Zé Ramalho completa 76 anos nesta sexta-feira, 3 de outubro. A efeméride celebra um compositor que desatou, como poucos, os nós entre tradição popular e invenção pop. Desde o debut homônimo (1978), com “Avôhai”, até a verve crítica de “Admirável Gado Novo” (A Peleja do Diabo com o Dono do Céu, 1979), sua obra instalou no centro do rádio uma poesia de visões: o sertão como geografia mística, a política como fábula e o homem comum como protagonista de epopeias íntimas.
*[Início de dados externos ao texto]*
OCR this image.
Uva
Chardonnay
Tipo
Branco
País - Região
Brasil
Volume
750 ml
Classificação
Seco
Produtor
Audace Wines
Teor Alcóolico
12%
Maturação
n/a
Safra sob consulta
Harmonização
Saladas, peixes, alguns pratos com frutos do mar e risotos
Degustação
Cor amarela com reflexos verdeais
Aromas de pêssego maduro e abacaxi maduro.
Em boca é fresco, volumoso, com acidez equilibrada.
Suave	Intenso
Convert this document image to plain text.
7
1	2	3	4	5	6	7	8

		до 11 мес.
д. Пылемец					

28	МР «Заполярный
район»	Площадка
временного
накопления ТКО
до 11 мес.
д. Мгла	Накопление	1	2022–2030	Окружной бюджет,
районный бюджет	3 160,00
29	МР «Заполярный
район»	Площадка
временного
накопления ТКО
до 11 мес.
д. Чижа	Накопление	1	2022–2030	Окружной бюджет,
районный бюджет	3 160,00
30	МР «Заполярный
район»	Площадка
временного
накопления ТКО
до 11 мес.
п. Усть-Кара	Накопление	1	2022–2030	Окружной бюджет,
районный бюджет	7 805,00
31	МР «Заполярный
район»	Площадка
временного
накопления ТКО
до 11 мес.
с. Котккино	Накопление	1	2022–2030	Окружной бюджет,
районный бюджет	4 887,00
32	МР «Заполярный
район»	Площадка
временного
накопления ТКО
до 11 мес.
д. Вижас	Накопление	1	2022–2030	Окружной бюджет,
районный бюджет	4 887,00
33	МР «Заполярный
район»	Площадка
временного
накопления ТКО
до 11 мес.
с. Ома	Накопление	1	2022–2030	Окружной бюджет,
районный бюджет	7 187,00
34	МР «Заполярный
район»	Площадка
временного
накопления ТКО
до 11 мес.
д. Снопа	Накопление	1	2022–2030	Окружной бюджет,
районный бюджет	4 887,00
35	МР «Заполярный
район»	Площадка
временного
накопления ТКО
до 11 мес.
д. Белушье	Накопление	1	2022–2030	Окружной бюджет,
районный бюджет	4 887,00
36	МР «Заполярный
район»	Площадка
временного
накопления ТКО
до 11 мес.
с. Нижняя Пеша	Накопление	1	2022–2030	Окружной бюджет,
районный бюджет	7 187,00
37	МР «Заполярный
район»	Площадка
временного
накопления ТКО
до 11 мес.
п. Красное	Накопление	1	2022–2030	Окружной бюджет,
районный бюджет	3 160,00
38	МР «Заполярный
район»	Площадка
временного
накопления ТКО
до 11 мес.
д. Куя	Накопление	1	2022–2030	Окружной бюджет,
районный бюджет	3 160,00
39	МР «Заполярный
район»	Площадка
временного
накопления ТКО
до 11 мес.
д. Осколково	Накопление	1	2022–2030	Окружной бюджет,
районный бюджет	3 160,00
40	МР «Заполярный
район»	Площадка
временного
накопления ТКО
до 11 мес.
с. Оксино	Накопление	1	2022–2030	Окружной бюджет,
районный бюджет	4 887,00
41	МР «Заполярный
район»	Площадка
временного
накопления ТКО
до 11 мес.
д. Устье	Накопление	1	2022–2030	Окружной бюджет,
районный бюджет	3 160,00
A assinatura está na mistura de repente e rock psicodélico, viola e guitarras, aboios que encontram baterias urbanas. É um Brasil de fronteira, entre feira e metrópole, que Zé articula com imagens proféticas, humor agreste e um falsete cortante.
Nos anos 1990, “Admirável Gado Novo” renasceu na trilha de O Rei do Gado, repondo o artista no topo e apresentando novas gerações ao seu léxico. Ao mesmo tempo, projetos de releitura (canta Raul, Bob Dylan, Beatles) mostraram um tradutor voraz: ele leva o mundo ao Nordeste e devolve o Nordeste ao mundo.
Há também a dimensão coletiva. O Grande Encontro (com Elba, Alceu e Geraldo) selou, em palco, uma ideia de Nordeste plural e moderno. E a caneta segue afiada, entre baladas apocalípticas, canções de estrada e declarações de amor que cheiram a terra molhada.
Aos 76, Zé Ramalho permanece farol. Prova de que a canção brasileira cresce quando escuta a memória oral, desafia os modismos e, sem pedir licença, inventa novas cartografias para o país cantar.